Ne de olsa artık yazar olarak ortaya çıkmış olduğum için Türkçe’yi kullanırken hata yapmak istemiyordum. Hatta konuyu biraz abartıp, geçen yıl elimde roman gibi Yazım Kılavuzu taşımaya başladıydım. Sonra bunu Bilişim Sözlüğü, Özleştirme Kılavuzu ve diğer yazım kılavuzları izledi. Şimdi elimin altında sözlükler, kılavuzlar olmadan rahat edemiyorum. Yani anlayacağınız, benim bu dil merakım biraz abartılı. Herkesin benim gibi olmasını beklemiyorum ama kişinin ana dilini kullanırken biraz özenli olması gerektiğine inanıyorum.

Bu arada elektronik mektupları da çok kullanıyorum, neredeyse her işimi onlarla görüyorum. Hem hızlı hem telefon gibi işimi bölmüyor, hem başkalarına ulaşmak kolay hem de yazılan mektuplar kendiliğinden bir arşiv oluşturuyor. Belki de yazı yazarken kurallara bu kadar önem verdiğim içindir; elektronik mektuplarda da yazım kurallarına uymaya çalışıyorum. Yazım kuralları dışında elektronik mektup yazmanın da kendine göre kuralları var, ama bunları normal mektup yazma kuralları gibi ortaokullarda da öğretmiyorlar.

Bunun sonucunda herkes ya kuralsız yazıyor ya da kendi kuralını koyuyor. Günlük yaşamımızda iletişim ve ulaşımın olduğu her alanda kurallar var. Yoksa kazalar oluyor.

Buna en iyi örnek trafik kuralları sanırım. Kuralsız bir trafikte nasıl bir kargaşa çıkacağını tahmin etmek zor değil. Aynı bunun gibi, elektronik posta ortamında mektuplaşmanın da kuralları var.
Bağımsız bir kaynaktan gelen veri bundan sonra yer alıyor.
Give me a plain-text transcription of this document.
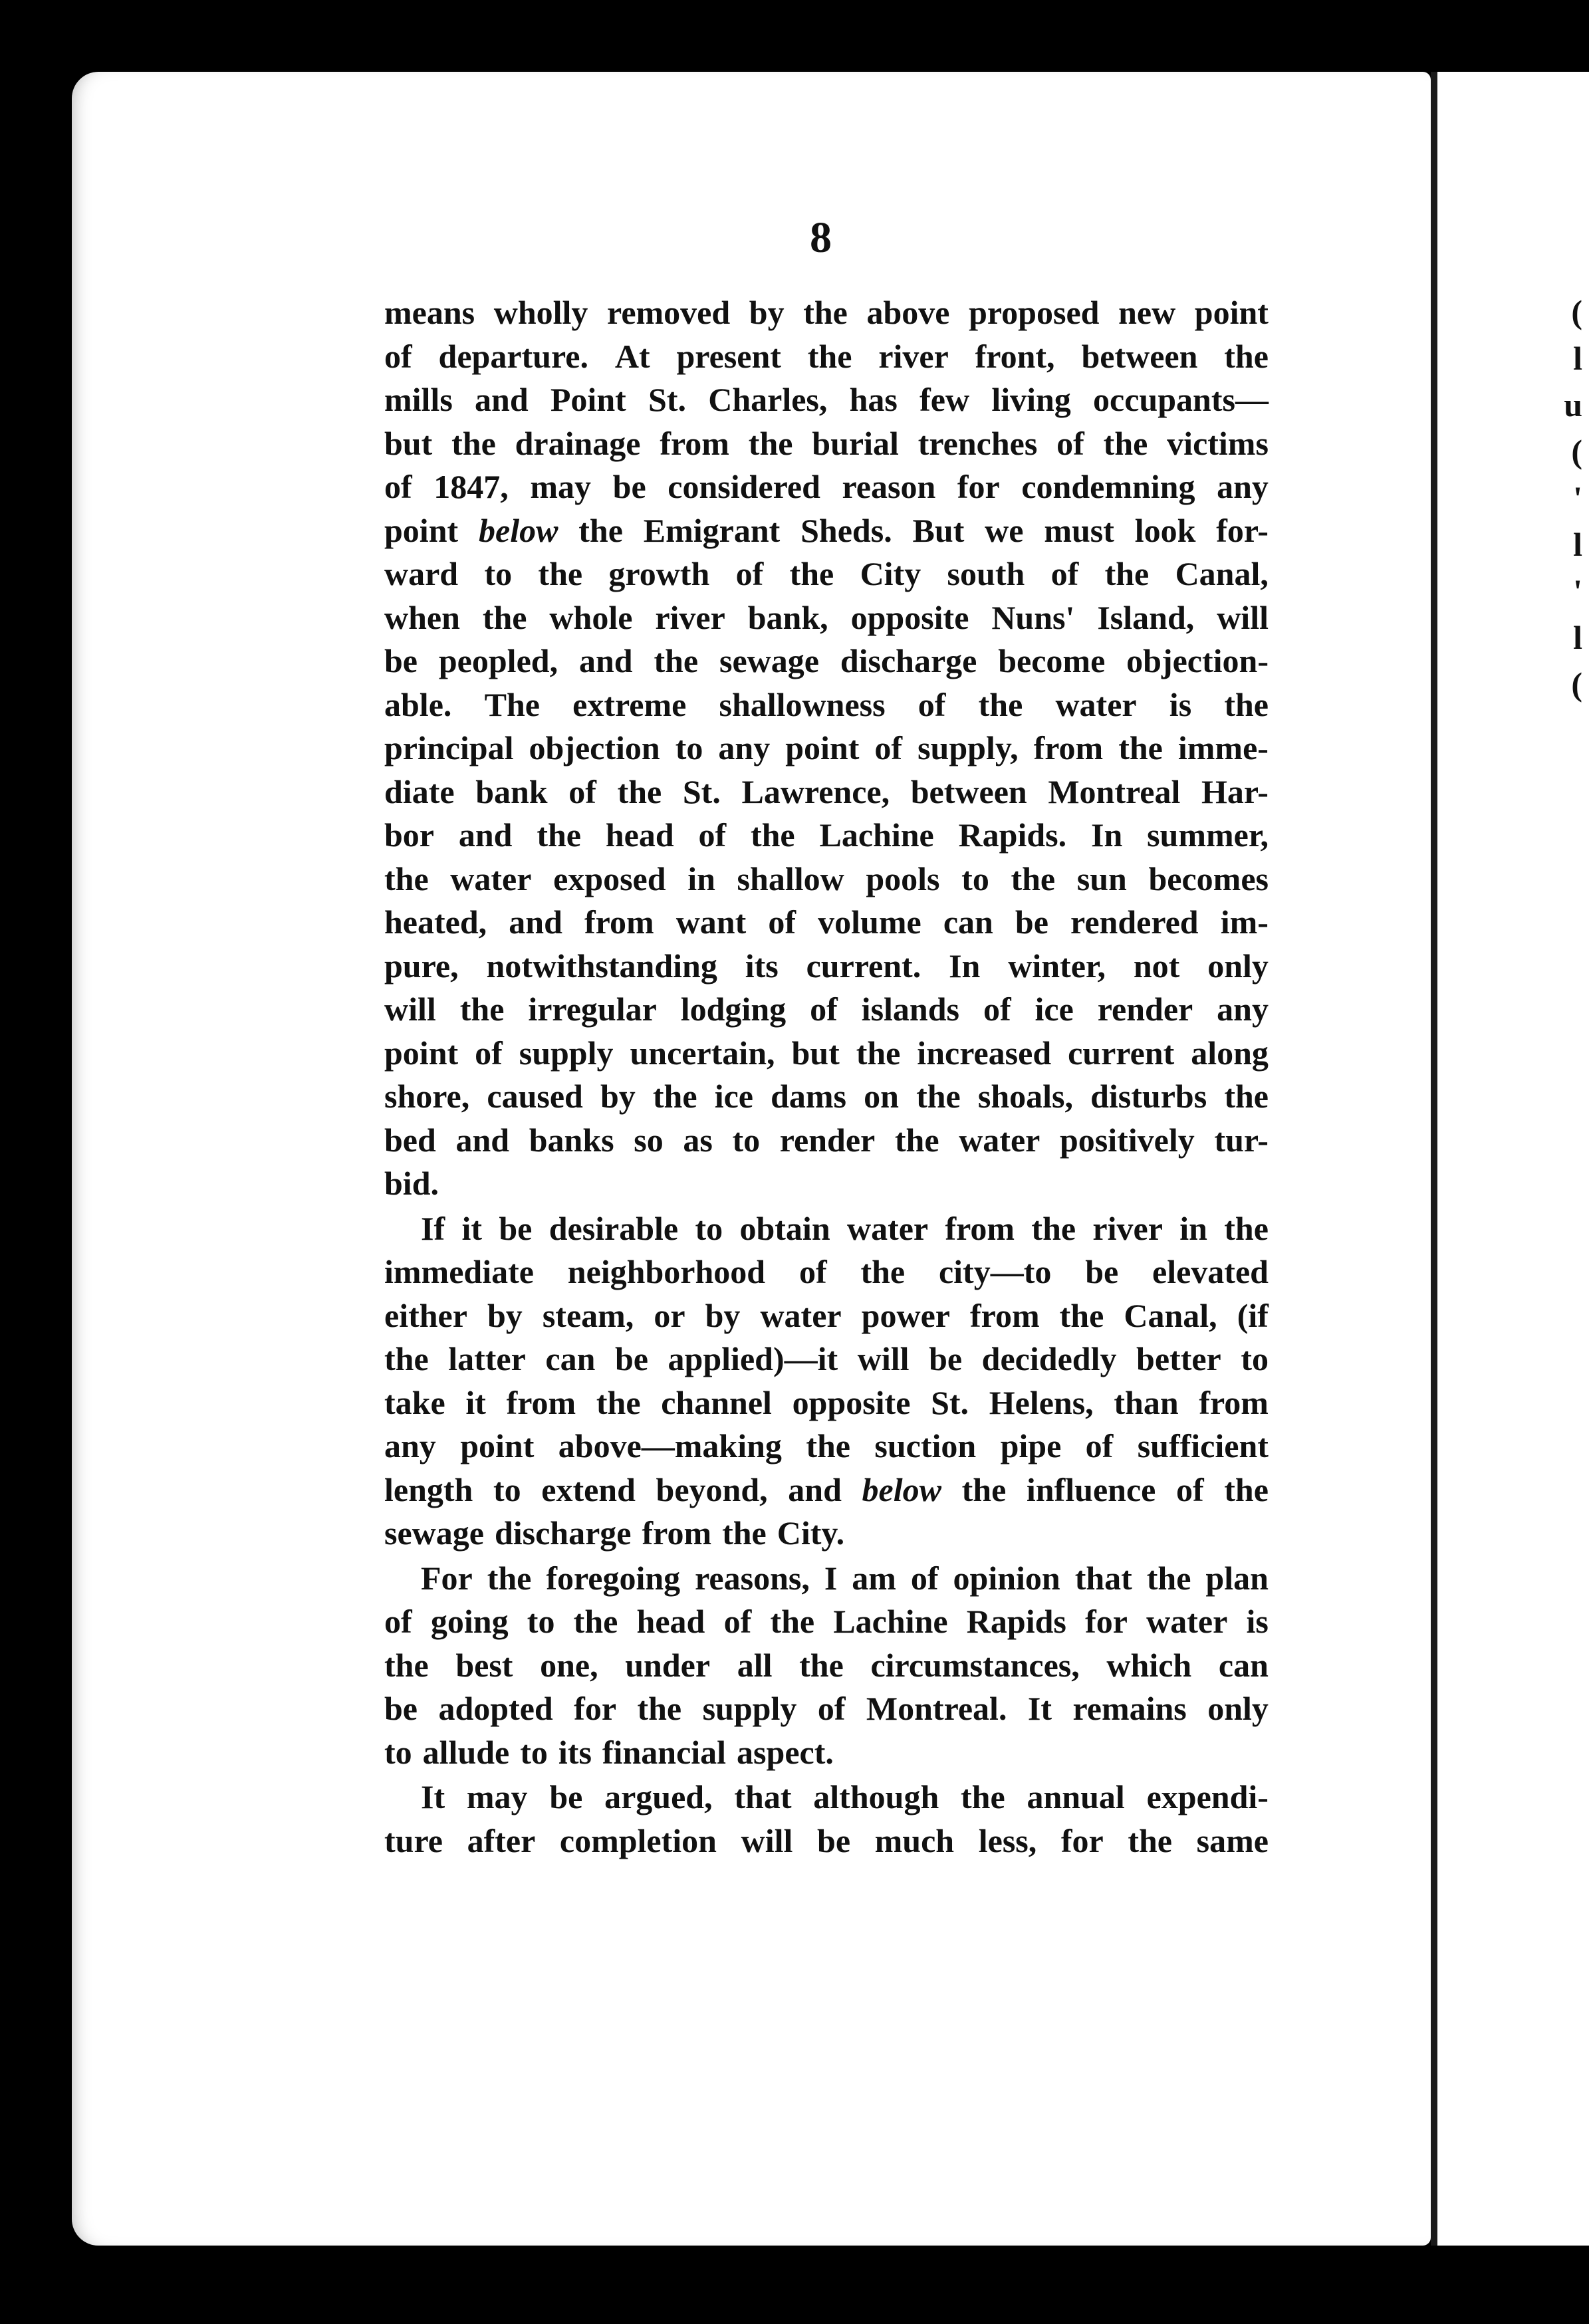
8
means wholly removed by the above proposed new point
of departure. At present the river front, between the
mills and Point St. Charles, has few living occupants—
but the drainage from the burial trenches of the victims
of 1847, may be considered reason for condemning any
point below the Emigrant Sheds. But we must look for-
ward to the growth of the City south of the Canal,
when the whole river bank, opposite Nuns' Island, will
be peopled, and the sewage discharge become objection-
able. The extreme shallowness of the water is the
principal objection to any point of supply, from the imme-
diate bank of the St. Lawrence, between Montreal Har-
bor and the head of the Lachine Rapids. In summer,
the water exposed in shallow pools to the sun becomes
heated, and from want of volume can be rendered im-
pure, notwithstanding its current. In winter, not only
will the irregular lodging of islands of ice render any
point of supply uncertain, but the increased current along
shore, caused by the ice dams on the shoals, disturbs the
bed and banks so as to render the water positively tur-
bid.
If it be desirable to obtain water from the river in the
immediate neighborhood of the city—to be elevated
either by steam, or by water power from the Canal, (if
the latter can be applied)—it will be decidedly better to
take it from the channel opposite St. Helens, than from
any point above—making the suction pipe of sufficient
length to extend beyond, and below the influence of the
sewage discharge from the City.
For the foregoing reasons, I am of opinion that the plan
of going to the head of the Lachine Rapids for water is
the best one, under all the circumstances, which can
be adopted for the supply of Montreal. It remains only
to allude to its financial aspect.
It may be argued, that although the annual expendi-
ture after completion will be much less, for the same
(
l
u
(
'
l
'
l
(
Geçenlerde bana bir elektronik mektup geldi. Aynen şöyle:

 

To: Sina@ada.com.tr

Subject: dosya transferi

INTERNETTE DOSYA TRANSFERİ HAKKINDA BİLGİ İSTİYORUM. CEVAP BEKLİYORUM.

 

Yukarıdaki mektubun yazarı belli değil. Selam yok, sabah yok, “cart” diye konuya girmiş. İnsanın cevap vereceği varsa vermez, sanki ben cevap vermek zorundaymışım gibi yazmış, mektubu yollayan. Bu mektubu okuyunca aklıma hemen bir yazı yazmak geldi. Elektronik mektup yazmanın kendimce oluşturduğum kurallarını sizinle paylaşmak istedim.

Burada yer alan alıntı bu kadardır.